Texto de Jota Efegê

Naqueles idos de 1920 até quase 30, o samba ainda era espúrio. Era tido e havido como próprio de malandros, como cantoria de vagabundos. E a polícia, na sua finalidade precípua de zelar pela observância da boa ordem, perseguia-o, não lhe dava trégua. Perseguição tenaz, rigorosa, que os sambistas glosavam numa quadrinha por êles mesmos entoada: “Tava na roda do samba,/ quando polícia chegô./ Vamo acabá com êsse samba,/ que o seu delegado mandô.” Jamais se poderia supor, portanto, que êle viesse a ter festivais e bienais e que, constituindo escolas faustosas, se tornassem no principal atrativo do famoso carnaval carioca.

Houve, no entanto, um homem do samba, melhor dizendo, um macumbeiro ou “pai-de-santo”, o Zé Espinguela (na deturpação dê seu nome José Spinelli, também dado como José Gomes da Costa), que muito favoreceu a sua promoção. O samba, que se realizava irregularmente (ao “arrepio da lei”, para usar um têrmo dos juristas) nas casas das tias baianas, moradoras nas Ruas da Alfândega e Senador Pompeu, ou nos morros, assim como no arraial da Penha nos festejos de outubro, deve-lhe o incentivo, a aceitação que hoje desfruta. Levou-o para o seu “terreiro” na Rua Francisco Méier, no Engenho de Dentro e lá animou os sambistas realizando sessões e promovendo disputas e competições.

Zé Espinguela - Pai Alujá: "Sôdade do Cordão" - Desenho carvão, p&b [194-?] - Coleção: Arthur Ramos
Pai Alujá: “Sôdade do Cordão”
Desenho carvão, p&b [194-?] – Coleção: Arthur Ramos

Na Praça Onze

Depois de haver realizado muitas “brincadeiras” aos domingos, no seu “terreiro”, às quais sambistas da Mangueira (Cartola, Maçu, Saturnino), do Estácio (Ismael, Bidê, Rubens) e da Favela (Felícino, João Carteiro, Roxinho), não deixavam de comparecer, cada um mostrando seus sambas em competições amistosas, Zé Espinguela resolveu levar a efeito um concurso em que essa gente participaria disputando prêmios.

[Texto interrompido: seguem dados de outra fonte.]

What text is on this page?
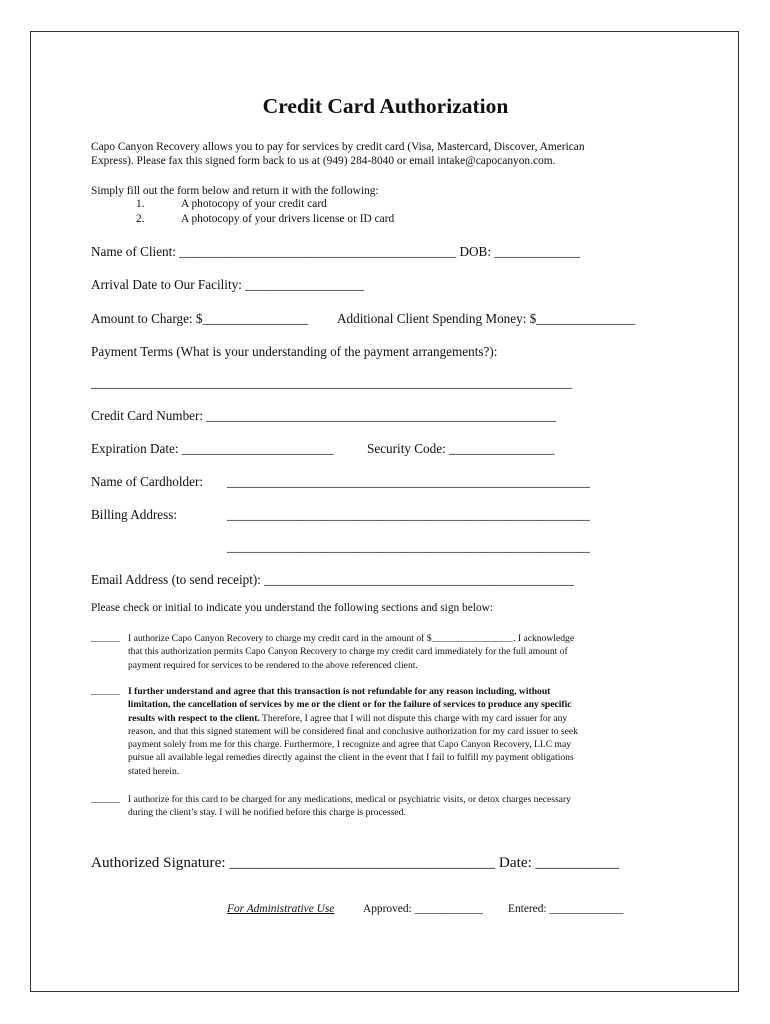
Credit Card Authorization
Capo Canyon Recovery allows you to pay for services by credit card (Visa, Mastercard, Discover, American
Express). Please fax this signed form back to us at (949) 284-8040 or email intake@capocanyon.com.
Simply fill out the form below and return it with the following:
1.	A photocopy of your credit card
2.	A photocopy of your drivers license or ID card
Name of Client: __________________________________________ DOB: _____________
Arrival Date to Our Facility: __________________
Amount to Charge: $________________ Additional Client Spending Money: $_______________
Payment Terms (What is your understanding of the payment arrangements?):
_________________________________________________________________________
Credit Card Number: _____________________________________________________
Expiration Date: _______________________	Security Code: ________________
Name of Cardholder: _______________________________________________________
Billing Address:	_______________________________________________________
_______________________________________________________
Email Address (to send receipt): _______________________________________________
Please check or initial to indicate you understand the following sections and sign below:
______ I authorize Capo Canyon Recovery to charge my credit card in the amount of $_________________. I acknowledge
that this authorization permits Capo Canyon Recovery to charge my credit card immediately for the full amount of
payment required for services to be rendered to the above referenced client.
______ I further understand and agree that this transaction is not refundable for any reason including, without
limitation, the cancellation of services by me or the client or for the failure of services to produce any specific
results with respect to the client. Therefore, I agree that I will not dispute this charge with my card issuer for any
reason, and that this signed statement will be considered final and conclusive authorization for my card issuer to seek
payment solely from me for this charge. Furthermore, I recognize and agree that Capo Canyon Recovery, LLC may
pursue all available legal remedies directly against the client in the event that I fail to fulfill my payment obligations
stated herein.
______ I authorize for this card to be charged for any medications, medical or psychiatric visits, or detox charges necessary
during the client’s stay. I will be notified before this charge is processed.
Authorized Signature: ___________________________________ Date: ___________
For Administrative Use	Approved: ____________ Entered: _____________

Então, num domingo de carnaval de 1930 ou 1931 (dúvida que preciosa informação prestada por Cartola deixou), os “blocos” e “embaixadas” — na denominação que antecedeu a de escola, agora estabelecida e mais importante — surgiram na Praça Onze de Junho precedidos de algumas baianas e com pequena bateria de tamborins, ganzás e cuícas. Não traziam bandeira, nem mestre-sala. Não mostravam enredos. Não ostentavam destaques. Vinha apenas o samba, sem luxo, na sua expressão rítmica e no gingado que provocava.

Um juiz absoluto

Sem preocupação de organizar um grupo de juízes para julgar ou apontar entre os cinco únicos concorrentes que, representando Mangueira, Bento Ribeiro, Portela, Estácio e Favela, iam entrar em confronto. Zé Espinguela foi o juiz absoluto. Êle, que havia comprado as taças que seriam os prêmios e as deixara em exposição prévia na vitrina de uma das casas comerciais da praça, foi quem decidiu a classificação dos vencedores.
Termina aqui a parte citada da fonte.